Bryan Campbell Clarke (24 June 1932 – 27 February 2014) was a British Professor of genetics, latterly emeritus at the University of Nottingham. Clarke is particularly noted for his work on apostatic selection (which is a term he coined in 1962) and other forms of frequency-dependent selection, and work on polymorphism in snails, much of it done during the 1960s. Later, he studied molecular evolution. He made the case for natural selection as an important factor in the maintenance of molecular variation, and in driving evolutionary changes in molecules through time. In doing so, he questioned the over-riding importance of random genetic drift advocated by King, Jukes, and Kimura. With Professor James J Murray Jnr (University of Virginia), he carried out an extensive series of studies on speciation in land snails of the genus Partula inhabiting the volcanic islands of the Eastern Pacific. These studies helped illuminate the genetic changes that take place during the origin of species.
Clarke mentored many scientists in evolutionary genetics, supervising more than thirty research students, many of which went gone on to successful research careers themselves such as Steve Jones. He was a co-founder of the Population Genetics Group ("PopGroup") a scientific meeting for evolutionary and population genetics held annually in the UK since the 1960s.

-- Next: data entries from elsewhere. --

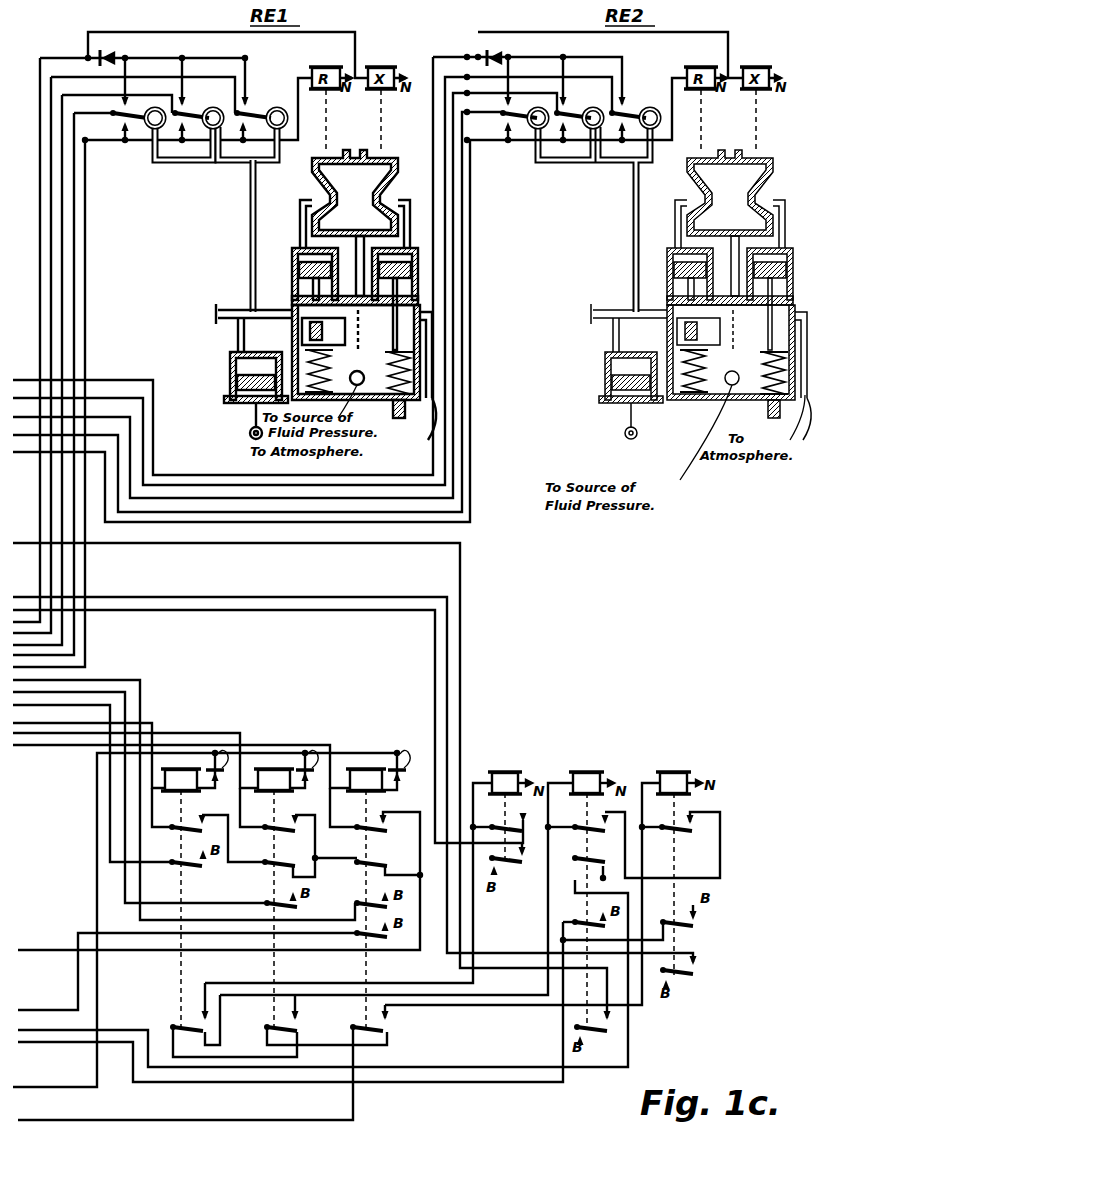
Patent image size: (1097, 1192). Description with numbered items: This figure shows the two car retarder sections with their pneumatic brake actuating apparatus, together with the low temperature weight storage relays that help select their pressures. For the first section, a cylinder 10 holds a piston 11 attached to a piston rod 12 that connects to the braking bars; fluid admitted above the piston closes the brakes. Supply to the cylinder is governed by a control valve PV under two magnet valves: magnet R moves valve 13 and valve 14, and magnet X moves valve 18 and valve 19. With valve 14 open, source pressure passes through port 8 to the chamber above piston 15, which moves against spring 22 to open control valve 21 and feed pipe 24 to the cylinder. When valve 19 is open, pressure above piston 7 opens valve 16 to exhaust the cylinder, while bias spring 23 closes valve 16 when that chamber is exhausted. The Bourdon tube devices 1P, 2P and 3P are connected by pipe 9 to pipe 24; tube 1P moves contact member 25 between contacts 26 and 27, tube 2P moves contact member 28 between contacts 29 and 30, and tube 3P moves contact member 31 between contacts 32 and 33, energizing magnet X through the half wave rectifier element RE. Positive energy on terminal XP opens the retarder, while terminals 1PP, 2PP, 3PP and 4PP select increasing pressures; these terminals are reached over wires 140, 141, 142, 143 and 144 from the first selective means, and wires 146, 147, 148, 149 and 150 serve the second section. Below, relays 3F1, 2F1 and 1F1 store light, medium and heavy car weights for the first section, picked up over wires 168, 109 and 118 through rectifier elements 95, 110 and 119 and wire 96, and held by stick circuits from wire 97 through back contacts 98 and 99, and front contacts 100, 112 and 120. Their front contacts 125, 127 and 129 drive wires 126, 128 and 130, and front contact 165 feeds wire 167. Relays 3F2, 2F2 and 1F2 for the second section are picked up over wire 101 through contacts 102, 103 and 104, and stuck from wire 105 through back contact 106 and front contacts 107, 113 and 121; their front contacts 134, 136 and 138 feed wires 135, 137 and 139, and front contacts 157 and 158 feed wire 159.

The terminal XP is at (78, 58).
The half wave rectifier element RE is at (110, 57).
The terminal 1PP is at (84, 77).
The terminal 2PP is at (78, 95).
The terminal 3PP is at (87, 103).
The terminal 4PP is at (193, 110).
The pressure responsive device 3P is at (131, 105).
The pressure responsive device 2P is at (192, 105).
The pressure responsive device 1P is at (258, 105).
The stationary contact 33 is at (120, 102).
The stationary contact 30 is at (178, 102).
The stationary contact 27 is at (248, 100).
The contact member 31 is at (121, 135).
The contact member 28 is at (177, 136).
The contact member 25 is at (240, 136).
The stationary contact 32 is at (125, 132).
The stationary contact 29 is at (184, 145).
The stationary contact 26 is at (247, 145).
The pipe 9 is at (249, 258).
The wire 140 is at (40, 128).
The wire 141 is at (50, 155).
The wire 142 is at (62, 170).
The wire 143 is at (76, 175).
The wire 144 is at (86, 200).
The valve 13 is at (320, 168).
The valve 18 is at (392, 168).
The valve 14 is at (300, 210).
The valve 19 is at (405, 215).
The piston 15 is at (293, 250).
The piston 7 is at (414, 252).
The control valve PV is at (298, 268).
The port 8 is at (357, 270).
The pipe 24 is at (270, 316).
The valve 16 is at (398, 350).
The control valve 21 is at (320, 346).
The spring 22 is at (359, 372).
The cylinder 10 is at (232, 362).
The piston 11 is at (240, 378).
The piston rod 12 is at (252, 410).
The bias spring 23 is at (403, 412).
The wire 146 is at (221, 266).
The wire 147 is at (311, 281).
The wire 148 is at (283, 295).
The wire 149 is at (256, 312).
The wire 150 is at (348, 300).
The wire 139 is at (312, 772).
The wire 137 is at (355, 772).
The wire 135 is at (270, 719).
The wire 130 is at (118, 680).
The wire 128 is at (128, 692).
The wire 168 is at (92, 783).
The wire 126 is at (100, 708).
The wire 109 is at (26, 738).
The wire 118 is at (76, 748).
The wire 96 is at (205, 920).
The relay 3F1 is at (179, 895).
The relay 2F1 is at (272, 895).
The relay 1F1 is at (364, 895).
The rectifier element 95 is at (216, 781).
The rectifier element 110 is at (308, 781).
The rectifier element 119 is at (410, 773).
The front contact 100 is at (205, 825).
The front contact 125 is at (180, 866).
The front contact 112 is at (296, 832).
The back contact 99 is at (268, 870).
The front contact 127 is at (292, 906).
The front contact 120 is at (352, 820).
The wire 97 is at (220, 881).
The back contact 98 is at (382, 868).
The front contact 129 is at (356, 905).
The front contact 165 is at (380, 938).
The wire 167 is at (187, 971).
The front contact 104 is at (180, 1022).
The contact 103 is at (275, 1022).
The contact 102 is at (360, 1022).
The wire 101 is at (185, 1073).
The wire 105 is at (323, 973).
The wire 159 is at (62, 1030).
The relay 3F2 is at (505, 806).
The relay 2F2 is at (586, 890).
The relay 1F2 is at (677, 864).
The front contact 107 is at (496, 818).
The front contact 134 is at (518, 872).
The front contact 113 is at (632, 842).
The back contact 106 is at (580, 860).
The front contact 157 is at (580, 913).
The front contact 158 is at (694, 926).
The front contact 138 is at (695, 972).
The front contact 136 is at (600, 1034).
The front contact 121 is at (665, 818).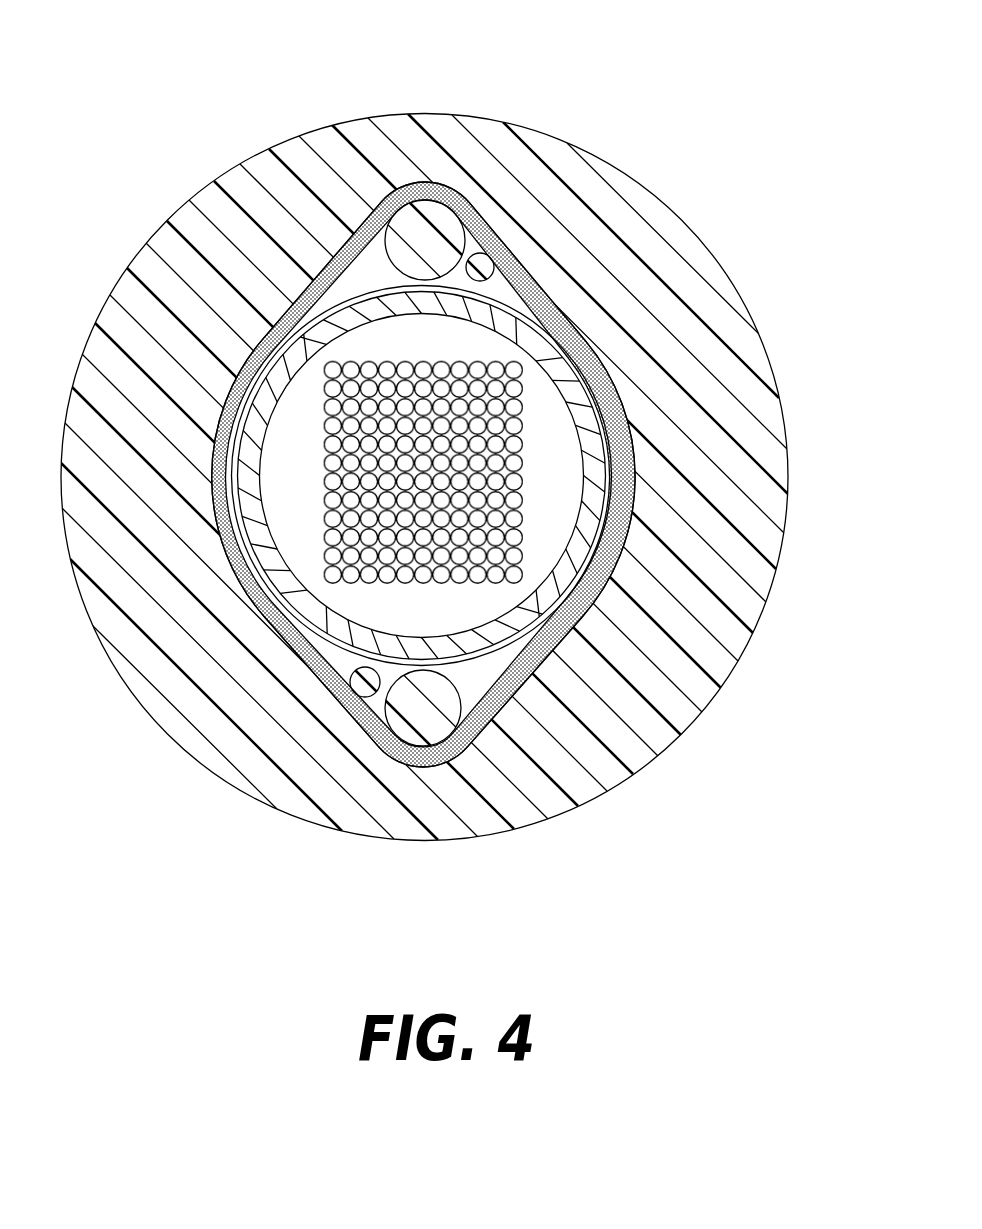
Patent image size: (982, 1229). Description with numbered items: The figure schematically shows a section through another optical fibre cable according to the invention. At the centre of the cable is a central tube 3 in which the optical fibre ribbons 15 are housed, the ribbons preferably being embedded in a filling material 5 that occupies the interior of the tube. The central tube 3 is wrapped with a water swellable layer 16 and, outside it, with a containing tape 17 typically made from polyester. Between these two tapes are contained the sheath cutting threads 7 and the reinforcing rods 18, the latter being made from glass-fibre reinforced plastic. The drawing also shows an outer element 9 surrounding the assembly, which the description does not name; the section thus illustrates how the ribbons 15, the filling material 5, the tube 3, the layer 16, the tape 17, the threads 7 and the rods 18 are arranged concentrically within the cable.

The central tube 3 is at (513, 690).
The filling material 5 is at (548, 523).
The sheath cutting threads 7 is at (486, 266).
The outer sheath 9 is at (784, 470).
The optical fibre ribbons 15 is at (337, 505).
The water swellable layer 16 is at (364, 292).
The containing tape 17 is at (304, 289).
The reinforcing rods 18 is at (455, 672).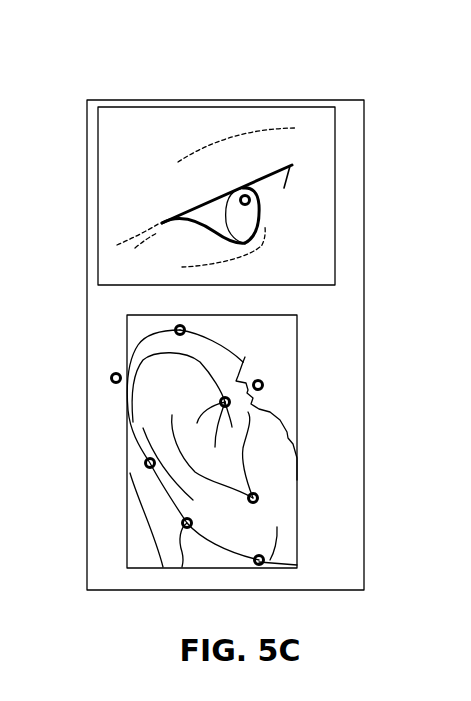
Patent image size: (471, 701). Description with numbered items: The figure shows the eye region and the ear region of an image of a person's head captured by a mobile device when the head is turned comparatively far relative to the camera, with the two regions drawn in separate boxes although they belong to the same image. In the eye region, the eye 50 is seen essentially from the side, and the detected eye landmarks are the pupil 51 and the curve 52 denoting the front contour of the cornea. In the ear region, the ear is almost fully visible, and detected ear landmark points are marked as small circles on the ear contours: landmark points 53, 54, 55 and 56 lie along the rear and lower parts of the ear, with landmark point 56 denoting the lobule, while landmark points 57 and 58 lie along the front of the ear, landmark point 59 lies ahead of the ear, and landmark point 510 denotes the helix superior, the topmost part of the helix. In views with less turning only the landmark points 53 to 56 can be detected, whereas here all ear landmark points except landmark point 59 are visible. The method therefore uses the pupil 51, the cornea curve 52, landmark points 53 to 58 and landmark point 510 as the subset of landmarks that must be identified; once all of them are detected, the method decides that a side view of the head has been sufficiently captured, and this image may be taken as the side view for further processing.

The eye 50 is at (203, 217).
The pupil 51 is at (245, 190).
The curve denoting the cornea 52 is at (259, 190).
The landmark point 53 is at (258, 385).
The landmark point 54 is at (225, 402).
The landmark point 55 is at (253, 498).
The landmark point denoting the lobule 56 is at (259, 560).
The landmark point 57 is at (187, 523).
The landmark point 58 is at (150, 463).
The landmark point 59 is at (116, 378).
The landmark point denoting the helix superior 510 is at (180, 330).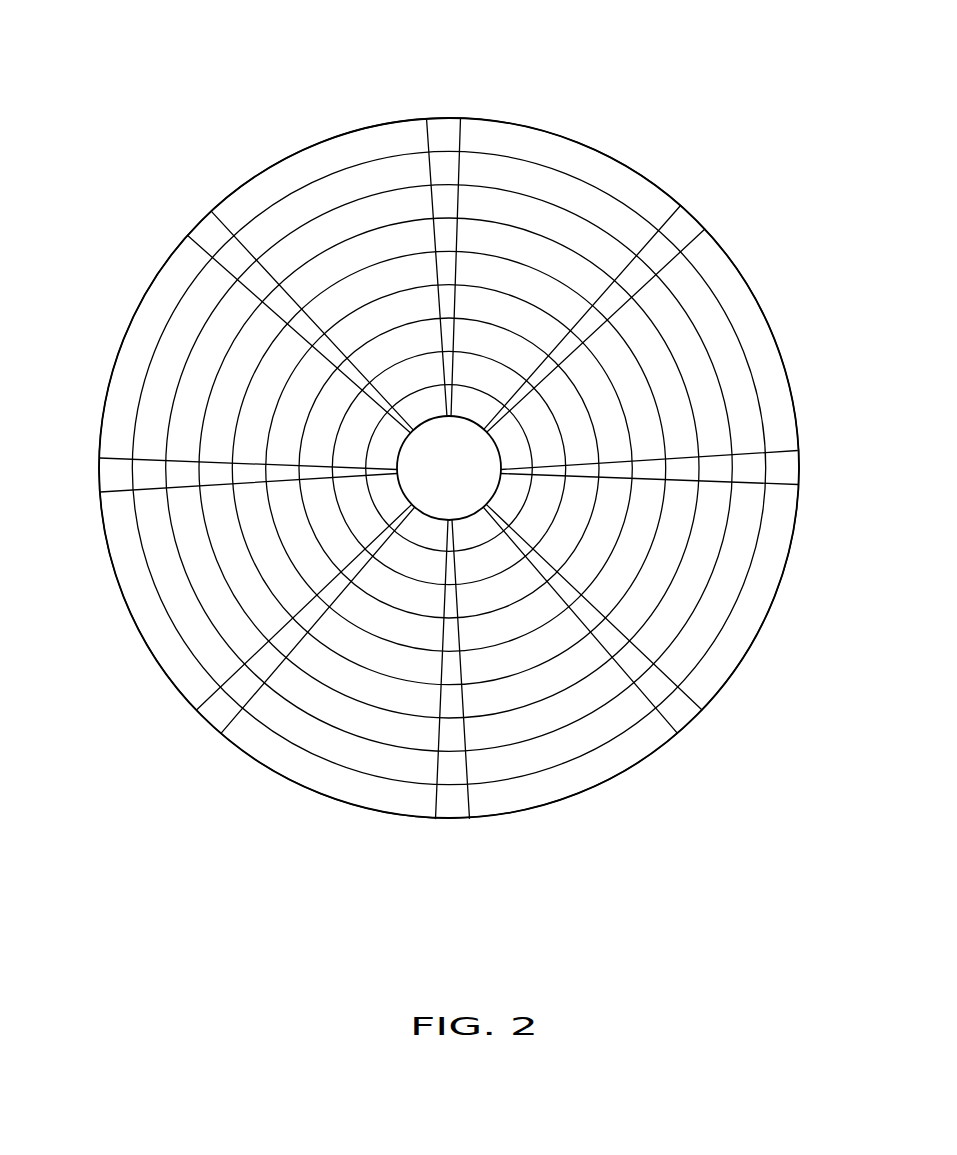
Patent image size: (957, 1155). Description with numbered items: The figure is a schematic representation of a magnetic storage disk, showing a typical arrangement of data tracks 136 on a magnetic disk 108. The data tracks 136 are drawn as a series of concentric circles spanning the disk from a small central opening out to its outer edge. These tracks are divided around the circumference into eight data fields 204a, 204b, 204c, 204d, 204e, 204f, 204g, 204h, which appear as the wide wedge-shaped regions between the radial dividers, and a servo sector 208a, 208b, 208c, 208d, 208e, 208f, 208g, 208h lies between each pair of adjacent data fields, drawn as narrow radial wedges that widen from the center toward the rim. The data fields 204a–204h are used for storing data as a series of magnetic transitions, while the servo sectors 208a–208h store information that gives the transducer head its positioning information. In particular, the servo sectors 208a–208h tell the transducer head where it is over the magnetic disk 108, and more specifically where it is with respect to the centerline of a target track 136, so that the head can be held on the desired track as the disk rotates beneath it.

The magnetic disk 108 is at (400, 117).
The data tracks 136 is at (558, 167).
The data field 204a is at (527, 128).
The data field 204b is at (742, 280).
The data field 204c is at (770, 610).
The data field 204d is at (633, 767).
The data field 204e is at (313, 790).
The data field 204f is at (128, 607).
The data field 204g is at (110, 395).
The data field 204h is at (320, 145).
The servo sector 208a is at (449, 118).
The servo sector 208b is at (695, 225).
The servo sector 208c is at (802, 467).
The servo sector 208d is at (697, 717).
The servo sector 208e is at (455, 820).
The servo sector 208f is at (205, 715).
The servo sector 208g is at (102, 476).
The servo sector 208h is at (200, 225).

Clarke was co-founder (with his wife Ann and Dame Anne McLaren) and trustee of the Frozen Ark project, launched in 2004 to preserve the DNA and living cells of endangered species worldwide.
Clarke acted as managing editor of the scientific journal Heredity from 1978 to 1985.
In 1959 he published Berber Village, an account of an Oxford University expedition to the High Atlas mountains of Morocco. Berber Village. The Story of the Oxford University Expedition to the High Atlas Mountains of Morocco. Longmans, Travel Book Club.